Outre les villas somptueuses et les panoramas à couper le souffle, c’est surtout l’alchimie humaine qui séduit. Dans la saison 5, par exemple, les caméras ont suivi Sandrine dans une rencontre marquante avec la violoncelliste franco‑belge Camille Thomas, venue chercher un lieu isolé pour travailler et se ressourcer loin de l’agitation parisienne. Mais au‑delà des panoramas et du lifestyle, ce sont aussi les moments d’intimité, parfois inattendus, qui retiennent l'attention des fidèles de la série.
Dans l’un des épisodes de la cinquième saison, un passage est passé quasi inaperçu, même pour les téléspectateurs les plus attentifs : lors de sa rencontre avec Camille Thomas, Sandrine Kretz a évoqué une anecdote personnelle particulièrement rare.

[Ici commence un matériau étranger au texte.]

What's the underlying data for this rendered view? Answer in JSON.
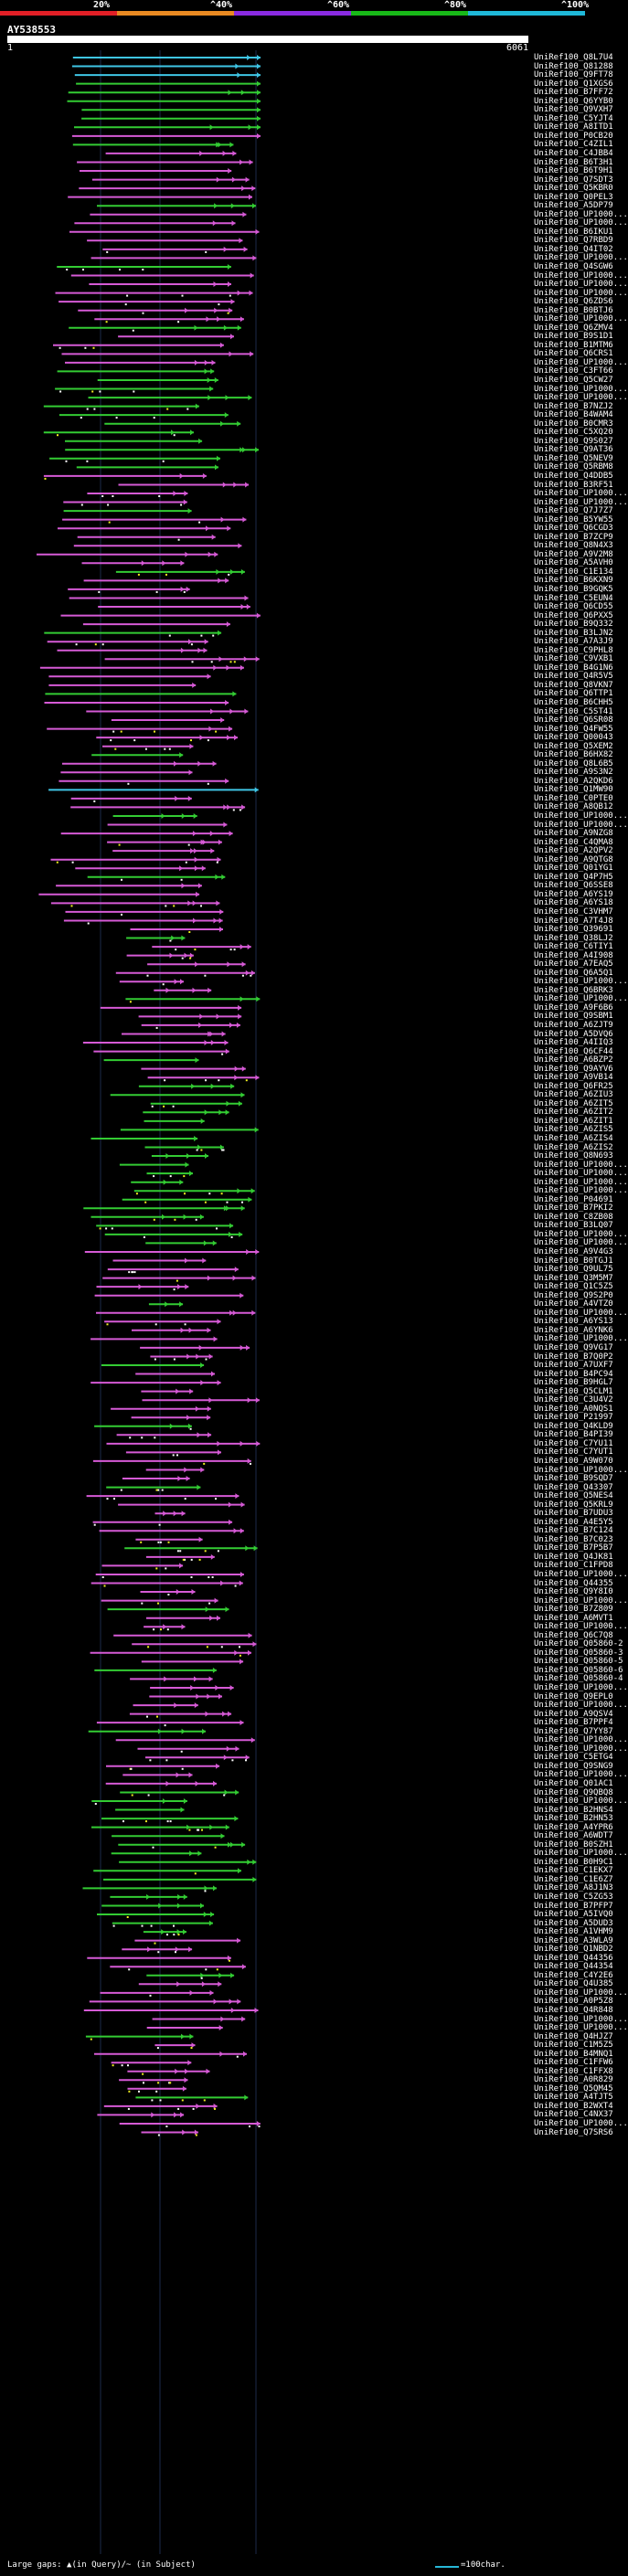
{
  "header": {
    "legend": [
      {
        "label": "20%",
        "color": "#e21f26"
      },
      {
        "label": "^40%",
        "color": "#e98a22"
      },
      {
        "label": "^60%",
        "color": "#8a2be2"
      },
      {
        "label": "^80%",
        "color": "#18b918"
      },
      {
        "label": "^100%",
        "color": "#1fb8d8"
      }
    ],
    "query_name": "AY538553",
    "scale_start": "1",
    "scale_end": "6061"
  },
  "colors": {
    "magenta": "#d65ad6",
    "green": "#33cc33",
    "cyan": "#3fc6e6",
    "orange": "#e98a22",
    "yellow": "#f0f020"
  },
  "hits": [
    "UniRef100_Q8L7U4",
    "UniRef100_Q81288",
    "UniRef100_Q9FT78",
    "UniRef100_Q1XGS6",
    "UniRef100_B7FF72",
    "UniRef100_Q6YYB0",
    "UniRef100_Q9VXH7",
    "UniRef100_C5YJT4",
    "UniRef100_A8ITD1",
    "UniRef100_P0CB20",
    "UniRef100_C4ZIL1",
    "UniRef100_C4JBB4",
    "UniRef100_B6T3H1",
    "UniRef100_B6T9H1",
    "UniRef100_Q7SDT3",
    "UniRef100_Q5KBR0",
    "UniRef100_Q0PEL3",
    "UniRef100_A5DP79",
    "UniRef100_UP1000...",
    "UniRef100_UP1000...",
    "UniRef100_B6IKU1",
    "UniRef100_Q7RBD9",
    "UniRef100_Q4IT02",
    "UniRef100_UP1000...",
    "UniRef100_Q4SGW6",
    "UniRef100_UP1000...",
    "UniRef100_UP1000...",
    "UniRef100_UP1000...",
    "UniRef100_Q6ZDS6",
    "UniRef100_B0BTJ6",
    "UniRef100_UP1000...",
    "UniRef100_Q6ZMV4",
    "UniRef100_B9S1D1",
    "UniRef100_B1MTM6",
    "UniRef100_Q6CRS1",
    "UniRef100_UP1000...",
    "UniRef100_C3FT66",
    "UniRef100_Q5CW27",
    "UniRef100_UP1000...",
    "UniRef100_UP1000...",
    "UniRef100_B7NZJ2",
    "UniRef100_B4WAM4",
    "UniRef100_B0CMR3",
    "UniRef100_C5XQ20",
    "UniRef100_Q9S027",
    "UniRef100_Q9AT36",
    "UniRef100_Q5NEV9",
    "UniRef100_Q5RBM8",
    "UniRef100_Q4DDB5",
    "UniRef100_B3RF51",
    "UniRef100_UP1000...",
    "UniRef100_UP1000...",
    "UniRef100_Q7J7Z7",
    "UniRef100_B5YW55",
    "UniRef100_Q6CGD3",
    "UniRef100_B7ZCP9",
    "UniRef100_Q8N4X3",
    "UniRef100_A9V2M8",
    "UniRef100_A5AVH0",
    "UniRef100_C1E134",
    "UniRef100_B6KXN9",
    "UniRef100_B9GQK5",
    "UniRef100_C5EUN4",
    "UniRef100_Q6CD55",
    "UniRef100_Q6PXX5",
    "UniRef100_B9Q332",
    "UniRef100_B3LJN2",
    "UniRef100_A7A3J9",
    "UniRef100_C9PHL8",
    "UniRef100_C9VXB1",
    "UniRef100_B4G1N6",
    "UniRef100_Q4R5V5",
    "UniRef100_Q8VKN7",
    "UniRef100_Q6TTP1",
    "UniRef100_B6CHH5",
    "UniRef100_C5ST41",
    "UniRef100_Q6SR08",
    "UniRef100_Q4FW55",
    "UniRef100_Q00043",
    "UniRef100_Q5XEM2",
    "UniRef100_B6HX82",
    "UniRef100_Q8L6B5",
    "UniRef100_A9S3N2",
    "UniRef100_A2QKD6",
    "UniRef100_Q1MW90",
    "UniRef100_C0PTE0",
    "UniRef100_A8QB12",
    "UniRef100_UP1000...",
    "UniRef100_UP1000...",
    "UniRef100_A9NZG8",
    "UniRef100_C4QMA8",
    "UniRef100_A2QPV2",
    "UniRef100_A9QTG8",
    "UniRef100_Q01YG1",
    "UniRef100_Q4P7H5",
    "UniRef100_Q6SSE8",
    "UniRef100_A6YS19",
    "UniRef100_A6YS18",
    "UniRef100_C3VHM7",
    "UniRef100_A7T4J8",
    "UniRef100_Q39691",
    "UniRef100_Q38LJ2",
    "UniRef100_C6TIY1",
    "UniRef100_A4I908",
    "UniRef100_A7EAQ5",
    "UniRef100_Q6A5Q1",
    "UniRef100_UP1000...",
    "UniRef100_Q6BRK3",
    "UniRef100_UP1000...",
    "UniRef100_A9F6B6",
    "UniRef100_Q9SBM1",
    "UniRef100_A6ZJT9",
    "UniRef100_A5DVQ6",
    "UniRef100_A4IIQ3",
    "UniRef100_Q6CF44",
    "UniRef100_A6BZP2",
    "UniRef100_Q9AYV6",
    "UniRef100_A9VB14",
    "UniRef100_Q6FR25",
    "UniRef100_A6ZIU3",
    "UniRef100_A6ZIT5",
    "UniRef100_A6ZIT2",
    "UniRef100_A6ZIT1",
    "UniRef100_A6ZIS5",
    "UniRef100_A6ZIS4",
    "UniRef100_A6ZIS2",
    "UniRef100_Q8N693",
    "UniRef100_UP1000...",
    "UniRef100_UP1000...",
    "UniRef100_UP1000...",
    "UniRef100_UP1000...",
    "UniRef100_P04691",
    "UniRef100_B7PKI2",
    "UniRef100_C8ZB08",
    "UniRef100_B3LQ07",
    "UniRef100_UP1000...",
    "UniRef100_UP1000...",
    "UniRef100_A9V4G3",
    "UniRef100_B0TGJ1",
    "UniRef100_Q9UL75",
    "UniRef100_Q3M5M7",
    "UniRef100_Q1C5Z5",
    "UniRef100_Q9S2P0",
    "UniRef100_A4VTZ0",
    "UniRef100_UP1000...",
    "UniRef100_A6YS13",
    "UniRef100_A6YNK6",
    "UniRef100_UP1000...",
    "UniRef100_Q9VG17",
    "UniRef100_B7Q0P2",
    "UniRef100_A7UXF7",
    "UniRef100_B4PC94",
    "UniRef100_B9HGL7",
    "UniRef100_Q5CLM1",
    "UniRef100_C3U4V2",
    "UniRef100_A0NQS1",
    "UniRef100_P21997",
    "UniRef100_Q4KLD9",
    "UniRef100_B4PI39",
    "UniRef100_C7YU11",
    "UniRef100_C7YUT1",
    "UniRef100_A9W070",
    "UniRef100_UP1000...",
    "UniRef100_B9SQD7",
    "UniRef100_Q43307",
    "UniRef100_Q5NES4",
    "UniRef100_Q5KRL9",
    "UniRef100_B7UDU3",
    "UniRef100_A4E5Y5",
    "UniRef100_B7C124",
    "UniRef100_B7C023",
    "UniRef100_B7P5B7",
    "UniRef100_Q4JK81",
    "UniRef100_C1FPD8",
    "UniRef100_UP1000...",
    "UniRef100_Q44355",
    "UniRef100_Q9Y8I0",
    "UniRef100_UP1000...",
    "UniRef100_B7Z809",
    "UniRef100_A6MVT1",
    "UniRef100_UP1000...",
    "UniRef100_Q6C7Q8",
    "UniRef100_Q05860-2",
    "UniRef100_Q05860-3",
    "UniRef100_Q05860-5",
    "UniRef100_Q05860-6",
    "UniRef100_Q05860-4",
    "UniRef100_UP1000...",
    "UniRef100_Q9EPL0",
    "UniRef100_UP1000...",
    "UniRef100_A9QSV4",
    "UniRef100_B7PPF4",
    "UniRef100_Q7YY87",
    "UniRef100_UP1000...",
    "UniRef100_UP1000...",
    "UniRef100_C5ETG4",
    "UniRef100_Q9SNG9",
    "UniRef100_UP1000...",
    "UniRef100_Q01AC1",
    "UniRef100_Q9QBQ8",
    "UniRef100_UP1000...",
    "UniRef100_B2HNS4",
    "UniRef100_B2HN53",
    "UniRef100_A4YPR6",
    "UniRef100_A6WDT7",
    "UniRef100_B0SZH1",
    "UniRef100_UP1000...",
    "UniRef100_B0H9C1",
    "UniRef100_C1EKX7",
    "UniRef100_C1E6Z7",
    "UniRef100_A8J1N3",
    "UniRef100_C5ZG53",
    "UniRef100_B7PFP7",
    "UniRef100_A5IVQ0",
    "UniRef100_A5DUD3",
    "UniRef100_A1VHM9",
    "UniRef100_A3WLA9",
    "UniRef100_Q1NBD2",
    "UniRef100_Q44356",
    "UniRef100_Q44354",
    "UniRef100_C4Y2E6",
    "UniRef100_Q4U385",
    "UniRef100_UP1000...",
    "UniRef100_A0P5Z8",
    "UniRef100_Q4R848",
    "UniRef100_UP1000...",
    "UniRef100_UP1000...",
    "UniRef100_Q4HJZ7",
    "UniRef100_C1M5Z5",
    "UniRef100_B4MNQ1",
    "UniRef100_C1FFW6",
    "UniRef100_C1FFX8",
    "UniRef100_A0R829",
    "UniRef100_Q5QM45",
    "UniRef100_A4TJT5",
    "UniRef100_B2WXT4",
    "UniRef100_C4NX37",
    "UniRef100_UP1000...",
    "UniRef100_Q7SRS6"
  ],
  "footer": {
    "gap_text": "Large gaps: ▲(in Query)/~ (in Subject)",
    "scale_text": "=100char."
  }
}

En parlant avec la musicienne, Sandrine Kretz a mentionné que son beau‑père n’était autre qu’André Popp, figure importante de la musique française du XXᵉ siècle. "J'avais un beau-père qui s'appelait André Popp, je sais pas si vous connaissez, il était compositeur de Piccolo, Saxo et Compagnie. C'était mon beau-père, du coup ça me parle beaucoup, une violoncelliste comme ça devant moi", a-t-elle confié. André Popp, disparu en 2014 à l'âge de 90 ans, est aussi connu pour avoir collaboré avec plusieurs autres légendes de la musique française, comme Juliette Gréco, Marie Laforêt, ou encore Anthony Perkins. Une belle carrière.